Equally seriously, a whole new class of confidential information was introduced by management into clauses 7.1 and 7.3 without any advisory explanation to Council in the covering management report. These clauses to be contrary to, and inconsistent with, section 77 of the Act.


Further, there has been a careless but material alteration by an officious draftsperson who changed a parliamentary reference in the Act from “representative government” to “representative of government” in clause 3.1 in defiance of 160 years of representative government in Victoria.


There are very serious concerns as to the necessity to “rewrite” almost the entirety of the Code when Parliament only required Council to determine what are “necessary amendments” by reason of the amending Act, the form of the adopting resolution itself, the internal consistency and clarity of the adopted Code, its consistency with the Local Government Act 1989 (as amended), and its consistency with Council’s Local Laws and policies – none of which was the subject of timely advice to Council and timely and reliable advice as to councillors’ legal obligations under the Act.


This ought to have been an inclusive process to achieve an inclusive Code; but it was not.

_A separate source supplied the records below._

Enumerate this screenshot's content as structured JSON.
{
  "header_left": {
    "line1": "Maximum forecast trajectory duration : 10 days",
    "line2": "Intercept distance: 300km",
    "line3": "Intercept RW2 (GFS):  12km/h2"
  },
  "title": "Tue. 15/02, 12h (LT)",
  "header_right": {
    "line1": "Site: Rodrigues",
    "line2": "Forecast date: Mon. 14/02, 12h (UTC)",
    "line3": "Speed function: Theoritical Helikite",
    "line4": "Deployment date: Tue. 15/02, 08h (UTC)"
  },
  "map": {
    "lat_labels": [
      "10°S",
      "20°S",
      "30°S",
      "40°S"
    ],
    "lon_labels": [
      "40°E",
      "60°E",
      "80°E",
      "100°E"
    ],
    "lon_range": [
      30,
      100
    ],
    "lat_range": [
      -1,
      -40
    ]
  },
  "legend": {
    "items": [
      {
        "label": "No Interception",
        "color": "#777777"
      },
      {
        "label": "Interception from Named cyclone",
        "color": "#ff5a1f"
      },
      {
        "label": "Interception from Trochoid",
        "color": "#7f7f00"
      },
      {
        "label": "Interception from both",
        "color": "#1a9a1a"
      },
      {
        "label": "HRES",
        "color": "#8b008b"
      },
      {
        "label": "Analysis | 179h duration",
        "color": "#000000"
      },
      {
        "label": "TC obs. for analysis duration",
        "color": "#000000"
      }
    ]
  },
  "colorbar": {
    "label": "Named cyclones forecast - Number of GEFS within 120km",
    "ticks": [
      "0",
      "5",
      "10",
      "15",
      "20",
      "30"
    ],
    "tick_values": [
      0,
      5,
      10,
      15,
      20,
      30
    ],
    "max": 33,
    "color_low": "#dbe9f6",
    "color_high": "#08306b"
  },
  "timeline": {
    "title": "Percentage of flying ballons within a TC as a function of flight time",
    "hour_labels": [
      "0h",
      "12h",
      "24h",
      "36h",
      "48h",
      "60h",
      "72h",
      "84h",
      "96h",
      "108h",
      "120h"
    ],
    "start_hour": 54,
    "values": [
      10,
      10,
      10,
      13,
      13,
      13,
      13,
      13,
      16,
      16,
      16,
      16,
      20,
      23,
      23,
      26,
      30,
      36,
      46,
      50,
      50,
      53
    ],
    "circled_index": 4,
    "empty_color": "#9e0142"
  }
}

A majority of councillors have resolved on this document and required a minority to “sign off” on a patently defective document on prima facie pain of disqualification from office.


It is a fundamental contractual and statutory obligation of management to Council under section 94 A (1) (d) and (da) and provide advice and timely and reliable advice to Council as to councillors obligations under the Act as to these matters and its advice, if it is, that the adopted Code is a consistent, coherent, unambiguous, workable and lawful Councillor Code of Conduct before councillors are obliged to “sign off”. And if not, what is required to make it so.